How to Raise Independent Kids
Do you ever look at your life and wonder, “What happened? This is not how I planned to raise my kids.”
When I was a child (a very long time ago), I remember–
- Riding my bike down the street to a friend’s house to play for the day.
- Going back out to play after supper until after dark so I could catch fireflies.
- Playing in the local pond/creek/lake until I was soaked.
- Walking to and from school without any parental supervision.
As I grew up, my parents allowed me to do more and more on my own as they thought I was capable of handling it.
When I had children, I just assumed I would kind of fall into the same pattern as my parents.
I didn’t – at least not at first.
Everything I saw on television and social media convinced me that the world is a much scarier place today. If someone didn’t kidnap her, then a favorite toy might suddenly turn dangerous, or a neighbor’s child would turn out to be a sociopath or…..
The list of everything I was afraid of happening goes on for a long time.
I never let my oldest child out of my direct line of sight, unless she was at daycare where they had strict rules about checking kids in and out with designated adults.
It was exhausting, but she was safe.
Then two things happened to change my parenting style:
- I learned that according to the Polly Klaas Foundation, less than one percent of all kidnappings are the “stranger” variety shown on television and in movies, and I learned that in television “if it bleeds it leads.”
- I had my second child.
We changed our parenting style completely. Although I think it was more about having more than one child, than any sense of improved safety.

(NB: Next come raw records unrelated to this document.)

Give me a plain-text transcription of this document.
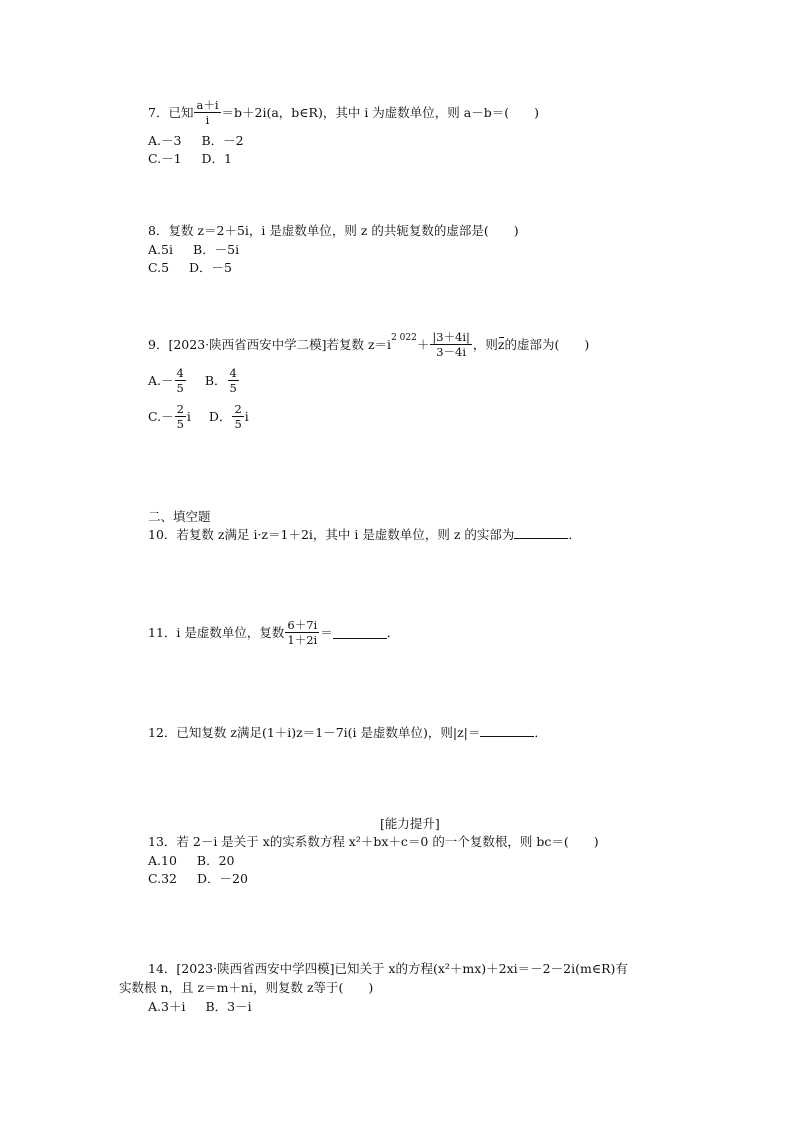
7． 已知 $\frac{a+i}{i} =b+2i(a$，b∈R)，其中 i 为虚数单位，则 a－b＝(　　)
A.－3 B．－2
C.－1 D．1
8．复数 z＝2＋5i，i 是虚数单位，则 z 的共轭复数的虚部是(　　)
A.5i B．－5i
C.5 D．－5
9．[2023·陕西省西安中学二模]若复数 $z=i^{2 022} + \frac{|3+4i|}{3-4i}$ ，则 z 的虚部为(　　)
$A.- \frac{4}{5}$ B． $\frac{4}{5}$
$C.- \frac{2}{5}$ i D． $\frac{2}{5}$ i
二、填空题
10．若复数 z满足 i·z＝1＋2i，其中 i 是虚数单位，则 z 的实部为	．
11．i 是虚数单位，复数 $\frac{6+7i}{1+2i}$ ＝	．
12．已知复数 z满足(1＋i)z＝1－7i(i 是虚数单位)，则|z|＝	．
[能力提升]
13．若 2－i 是关于 x的实系数方程 x²＋bx＋c＝0 的一个复数根，则 bc＝(　　)
A.10 B．20
C.32 D．－20
14．[2023·陕西省西安中学四模]已知关于 x的方程(x²＋mx)＋2xi＝－2－2i(m∈R)有
实数根 n，且 z＝m＋ni，则复数 z等于(　　)
A.3＋i B．3－i
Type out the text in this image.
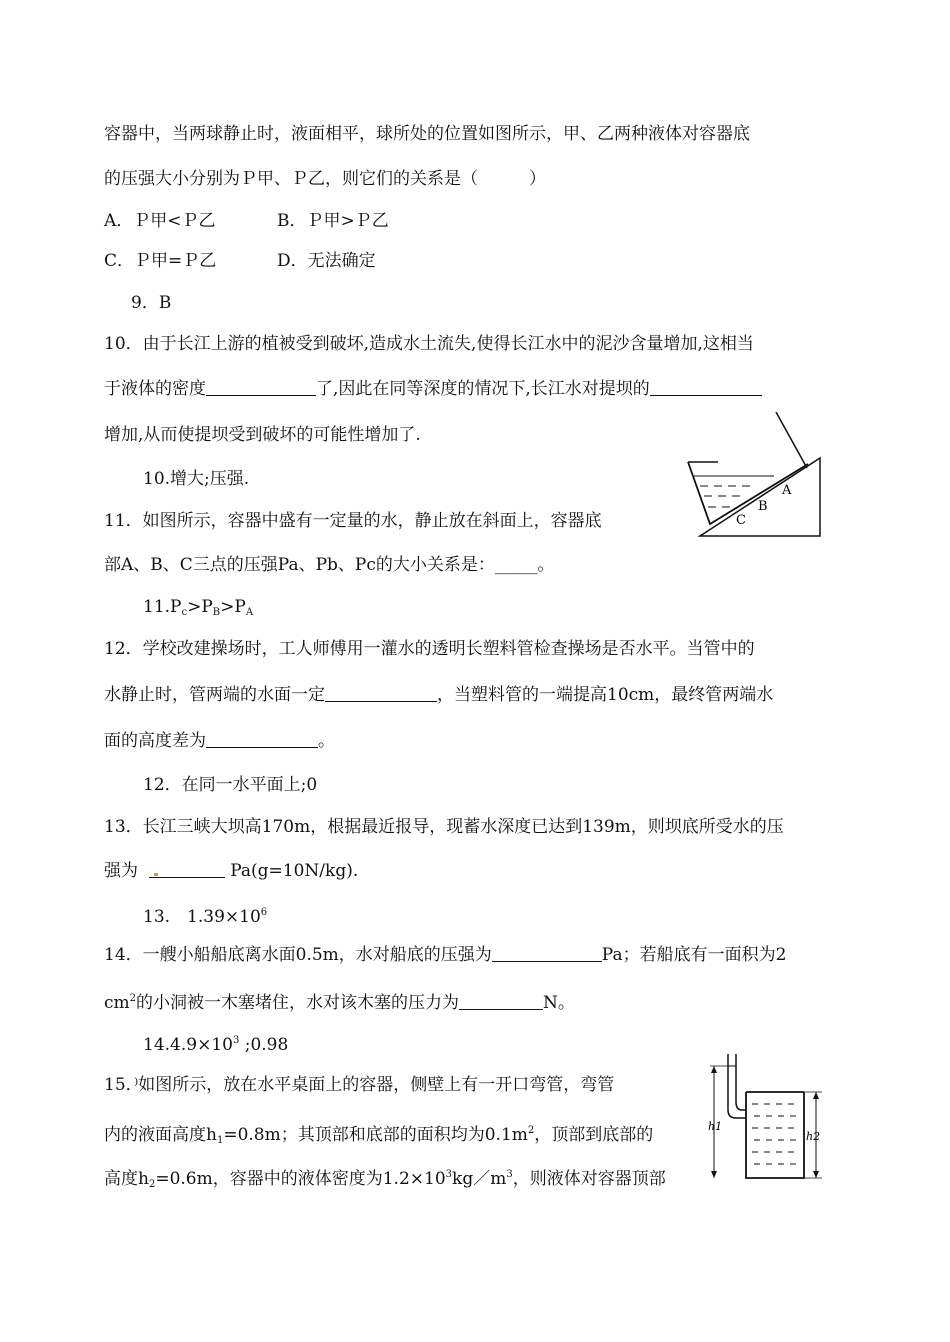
容器中，当两球静止时，液面相平，球所处的位置如图所示，甲、乙两种液体对容器底
的压强大小分别为Ｐ甲、Ｐ乙，则它们的关系是（　　　）
A．Ｐ甲<Ｐ乙	B．Ｐ甲>Ｐ乙
C．Ｐ甲=Ｐ乙	D．无法确定
9．B
10．由于长江上游的植被受到破坏,造成水土流失,使得长江水中的泥沙含量增加,这相当
于液体的密度	了,因此在同等深度的情况下,长江水对提坝的
增加,从而使提坝受到破坏的可能性增加了.
10.增大;压强.
11．如图所示，容器中盛有一定量的水，静止放在斜面上，容器底
部A、B、C三点的压强Pa、Pb、Pc的大小关系是：_____。
$11.P_c>P_B>P_A$
A
B
C
12．学校改建操场时，工人师傅用一灌水的透明长塑料管检查操场是否水平。当管中的
水静止时，管两端的水面一定	，当塑料管的一端提高10cm，最终管两端水
面的高度差为	。
12．在同一水平面上;0
13．长江三峡大坝高170m，根据最近报导，现蓄水深度已达到139m，则坝底所受水的压
强为	Pa(g=10N/kg).
13.　$1.39\times 10^6$
14．一艘小船船底离水面0.5m，水对船底的压强为	Pa；若船底有一面积为2
$cm^2$的小洞被一木塞堵住，水对该木塞的压力为	N。
$14.4.9\times 10^3$ ;0.98
15．⁾如图所示，放在水平桌面上的容器，侧壁上有一开口弯管，弯管
内的液面高度$h_1=0.8m$；其顶部和底部的面积均为$0.1m^2$，顶部到底部的
高度$h_2=0.6m$，容器中的液体密度为$1.2\times 10^3kg/m^3$，则液体对容器顶部
h1
h2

When we had two children, it just wasn’t possible to constantly watch them both all the time, so I started to let the older one play in the neighborhood without me watching.
What are some of the things we let our kids do now that they are a teen and tween?
- Bike to the park without a parent (but always with a buddy or each other).
- Take the bus to the mall and walk around.
- Ride bikes to the local bakery for treats.
- Attend Anime conventions without parental support (okay, we did go to the first three but after that, we were done).
- Trick or Treat without parents.
If we don’t give our children the room to grow and make mistakes while we are still there to catch them, they will be completely lost when they are thrust into an adult world.
Giving them lots of opportunities to make choices when they are in grade school will help them learn to make the right choices when they are teens. If there is always someone there telling them what to choose, how will they know the right choice when they are alone?
Obviously we started small and worked our way up to allowing what we do now, but those small steps led to our girls knowing what to do and how to take care of themselves as needed. We tried to teach them to listen to their guts and act on it.
Unfortunately, I think we may have done too good a job. Recently my oldest daughter announced that when she graduates from high school in a couple of years she wants to take her sister (who will be 12 at the time) on a road trip and drive to Washington state – without any parents.
So how can you start your kids on their journey to more independence?
- Start small. Let them play outside with their friends without direct supervision – if you can see them out a window, you might feel better about it.
- Let them walk alone to a neighbor’s house to play.
- Let them play at the park while you sit nearby, but far enough away that they have to make their own choices on how to deal with situations.
- Let them be in charge of navigation when you go places. This may start with “finding” the right aisle at the grocery store and progress to reading a map while on vacation or navigating public transportation.
Of course there are some rules they should follow:
- Require them always to tell you where they are going, even when it is just over to a neighbor’s to play in the yard.
- Use the buddy system when going anywhere.
- Make sure they are clear on the rules about where they are allowed to go on their own and when they need to ask a parent to come along.
Expand the options as they get older and prove that they can handle the responsibility.
It may feel uncomfortable at first, but they will be learning decision-making skills they just won’t get any other way.